Salted Caramel Ice Cream


Description

Skip the grocery store freezer aisle – this Salted Caramel Ice Cream with perfectly balanced sweet-salty flavor will ruin you for store-bought forever.


Ingredients

Scale
  • 1 cup (200g) granulated sugar
  • 3 tablespoons (45ml) water
  • ¾ teaspoon flaky sea salt (like Maldon), plus extra for serving
  • 2 cups (480ml) heavy cream, divided
  • 1 cup (240ml) whole milk
  • 5 large egg yolks
  • ½ teaspoon pure vanilla extract
  • ¼ teaspoon fine sea salt

Instructions

  1. Place your storage container in the freezer. Prepare an ice bath.
  2. Combine sugar and water in a heavy saucepan over medium heat.
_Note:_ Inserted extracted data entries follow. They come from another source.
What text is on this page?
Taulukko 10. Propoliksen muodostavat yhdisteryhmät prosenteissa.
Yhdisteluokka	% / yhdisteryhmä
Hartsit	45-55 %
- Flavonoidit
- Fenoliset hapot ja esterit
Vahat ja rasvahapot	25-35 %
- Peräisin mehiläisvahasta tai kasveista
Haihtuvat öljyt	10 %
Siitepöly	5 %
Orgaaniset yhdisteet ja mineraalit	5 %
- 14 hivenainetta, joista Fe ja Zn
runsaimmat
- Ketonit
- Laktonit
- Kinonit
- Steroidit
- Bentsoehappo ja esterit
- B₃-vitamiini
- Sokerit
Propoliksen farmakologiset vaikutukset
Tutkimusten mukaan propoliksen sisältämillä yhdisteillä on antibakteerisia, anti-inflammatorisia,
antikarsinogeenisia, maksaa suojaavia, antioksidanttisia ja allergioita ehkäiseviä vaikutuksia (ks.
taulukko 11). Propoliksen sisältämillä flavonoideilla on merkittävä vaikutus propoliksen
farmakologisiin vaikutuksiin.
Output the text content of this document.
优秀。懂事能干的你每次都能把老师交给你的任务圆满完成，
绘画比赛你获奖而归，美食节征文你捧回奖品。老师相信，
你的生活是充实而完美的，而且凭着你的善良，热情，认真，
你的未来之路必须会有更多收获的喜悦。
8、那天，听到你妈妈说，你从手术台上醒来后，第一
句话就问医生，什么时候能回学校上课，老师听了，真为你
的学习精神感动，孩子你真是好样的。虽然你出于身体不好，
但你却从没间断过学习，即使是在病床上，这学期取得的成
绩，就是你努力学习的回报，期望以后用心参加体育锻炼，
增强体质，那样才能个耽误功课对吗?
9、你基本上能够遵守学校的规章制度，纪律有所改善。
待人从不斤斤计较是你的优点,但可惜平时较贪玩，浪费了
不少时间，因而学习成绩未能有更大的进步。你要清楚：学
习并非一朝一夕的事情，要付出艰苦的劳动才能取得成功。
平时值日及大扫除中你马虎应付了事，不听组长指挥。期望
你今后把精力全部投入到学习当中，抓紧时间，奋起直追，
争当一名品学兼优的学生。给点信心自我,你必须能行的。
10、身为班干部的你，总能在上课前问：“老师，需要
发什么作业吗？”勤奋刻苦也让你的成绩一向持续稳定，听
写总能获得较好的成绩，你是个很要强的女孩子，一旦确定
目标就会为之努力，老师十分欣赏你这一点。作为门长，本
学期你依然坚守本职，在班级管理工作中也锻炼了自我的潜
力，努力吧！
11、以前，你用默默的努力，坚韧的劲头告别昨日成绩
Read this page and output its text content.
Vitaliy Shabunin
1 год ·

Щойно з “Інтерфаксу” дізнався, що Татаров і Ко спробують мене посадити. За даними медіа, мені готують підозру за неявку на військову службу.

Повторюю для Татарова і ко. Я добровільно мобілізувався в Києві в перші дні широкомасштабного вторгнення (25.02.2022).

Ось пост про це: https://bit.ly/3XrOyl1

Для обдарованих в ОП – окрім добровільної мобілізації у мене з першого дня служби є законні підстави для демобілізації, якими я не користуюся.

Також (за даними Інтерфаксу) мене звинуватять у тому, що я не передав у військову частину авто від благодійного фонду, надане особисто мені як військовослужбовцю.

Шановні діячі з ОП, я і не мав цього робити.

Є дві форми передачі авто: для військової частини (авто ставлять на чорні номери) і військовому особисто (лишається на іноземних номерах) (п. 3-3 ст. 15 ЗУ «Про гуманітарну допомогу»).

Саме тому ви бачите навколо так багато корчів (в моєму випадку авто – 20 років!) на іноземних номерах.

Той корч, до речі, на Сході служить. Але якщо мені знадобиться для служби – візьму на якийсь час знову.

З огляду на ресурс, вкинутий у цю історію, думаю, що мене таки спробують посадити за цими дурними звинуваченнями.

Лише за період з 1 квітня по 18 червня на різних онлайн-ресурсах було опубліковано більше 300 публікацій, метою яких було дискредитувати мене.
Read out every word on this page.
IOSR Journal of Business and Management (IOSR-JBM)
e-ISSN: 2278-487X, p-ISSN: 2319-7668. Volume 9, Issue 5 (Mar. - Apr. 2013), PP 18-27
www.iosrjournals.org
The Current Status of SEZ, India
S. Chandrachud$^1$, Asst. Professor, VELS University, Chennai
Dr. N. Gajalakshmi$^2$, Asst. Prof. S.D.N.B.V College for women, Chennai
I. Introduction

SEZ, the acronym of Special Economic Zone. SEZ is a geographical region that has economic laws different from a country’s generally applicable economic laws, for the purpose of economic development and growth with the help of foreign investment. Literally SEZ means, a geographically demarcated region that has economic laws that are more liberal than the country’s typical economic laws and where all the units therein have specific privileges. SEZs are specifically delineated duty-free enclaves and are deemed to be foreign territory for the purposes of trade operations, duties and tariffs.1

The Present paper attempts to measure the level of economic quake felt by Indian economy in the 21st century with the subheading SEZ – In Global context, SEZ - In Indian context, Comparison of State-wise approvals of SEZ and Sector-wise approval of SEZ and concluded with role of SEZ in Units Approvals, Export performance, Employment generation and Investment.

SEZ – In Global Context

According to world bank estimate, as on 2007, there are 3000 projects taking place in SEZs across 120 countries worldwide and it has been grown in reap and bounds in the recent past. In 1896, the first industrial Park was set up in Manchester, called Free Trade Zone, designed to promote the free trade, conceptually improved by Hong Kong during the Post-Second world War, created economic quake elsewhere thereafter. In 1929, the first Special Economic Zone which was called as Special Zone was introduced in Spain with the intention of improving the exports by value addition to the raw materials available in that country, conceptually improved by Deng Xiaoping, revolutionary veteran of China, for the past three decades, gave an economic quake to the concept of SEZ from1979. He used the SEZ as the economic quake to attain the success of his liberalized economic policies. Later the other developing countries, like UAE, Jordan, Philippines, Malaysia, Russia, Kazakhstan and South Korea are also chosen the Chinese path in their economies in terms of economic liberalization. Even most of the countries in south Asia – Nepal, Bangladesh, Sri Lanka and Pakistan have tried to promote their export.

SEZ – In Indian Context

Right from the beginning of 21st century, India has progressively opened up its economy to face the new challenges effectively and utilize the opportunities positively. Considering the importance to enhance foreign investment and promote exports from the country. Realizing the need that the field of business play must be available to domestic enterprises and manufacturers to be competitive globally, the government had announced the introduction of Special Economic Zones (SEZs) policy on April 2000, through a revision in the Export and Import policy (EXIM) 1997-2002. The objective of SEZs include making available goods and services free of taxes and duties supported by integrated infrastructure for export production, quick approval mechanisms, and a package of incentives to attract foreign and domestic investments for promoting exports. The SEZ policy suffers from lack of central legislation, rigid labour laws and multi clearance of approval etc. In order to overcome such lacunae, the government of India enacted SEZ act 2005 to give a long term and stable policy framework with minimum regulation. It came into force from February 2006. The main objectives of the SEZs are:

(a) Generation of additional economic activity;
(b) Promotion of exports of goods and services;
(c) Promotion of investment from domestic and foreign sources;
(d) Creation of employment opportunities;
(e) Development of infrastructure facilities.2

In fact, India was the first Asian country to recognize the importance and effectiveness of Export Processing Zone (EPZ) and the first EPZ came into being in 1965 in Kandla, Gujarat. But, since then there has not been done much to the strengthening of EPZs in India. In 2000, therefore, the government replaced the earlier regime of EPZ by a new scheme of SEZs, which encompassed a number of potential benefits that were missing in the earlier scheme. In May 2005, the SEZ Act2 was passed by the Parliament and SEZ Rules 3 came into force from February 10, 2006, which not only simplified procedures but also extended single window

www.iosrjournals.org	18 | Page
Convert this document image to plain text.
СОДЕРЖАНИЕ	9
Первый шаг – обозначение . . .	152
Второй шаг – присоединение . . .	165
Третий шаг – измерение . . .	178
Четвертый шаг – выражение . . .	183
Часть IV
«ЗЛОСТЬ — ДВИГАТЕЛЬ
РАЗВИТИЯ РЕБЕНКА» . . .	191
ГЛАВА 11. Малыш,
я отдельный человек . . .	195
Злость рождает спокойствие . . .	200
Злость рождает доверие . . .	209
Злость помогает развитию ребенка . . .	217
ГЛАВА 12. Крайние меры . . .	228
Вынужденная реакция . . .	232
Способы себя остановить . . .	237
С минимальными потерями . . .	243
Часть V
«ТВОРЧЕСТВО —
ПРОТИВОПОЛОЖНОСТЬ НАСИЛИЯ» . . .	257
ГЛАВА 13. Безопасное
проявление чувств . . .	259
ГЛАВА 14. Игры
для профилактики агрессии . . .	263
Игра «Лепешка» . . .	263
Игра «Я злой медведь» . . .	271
Cook without stirring until it turns deep amber, about 8-10 minutes.
  3. Carefully pour in 1 cup heavy cream (mixture will bubble vigorously). Whisk until smooth, then stir in flaky sea salt.
  4. In a separate bowl, whisk egg yolks until pale. Add remaining cream and milk to caramel mixture and warm over medium-low heat.
  5. Gradually add 1 cup of warm caramel mixture to egg yolks, whisking constantly.
  6. Pour egg mixture back into saucepan. Cook, stirring constantly, until mixture reaches 170°F and coats the back of a spoon.
  7. Remove from heat, stir in vanilla and fine salt. Strain through a sieve into a clean bowl.
  8. Cool in ice bath, then cover with plastic wrap directly on surface and refrigerate 6 hours or overnight.
  9. Churn in ice cream maker according to manufacturer’s instructions until soft-serve consistency.
  10. Transfer to chilled container, sprinkle with additional salt if desired, and freeze at least 4 hours before serving.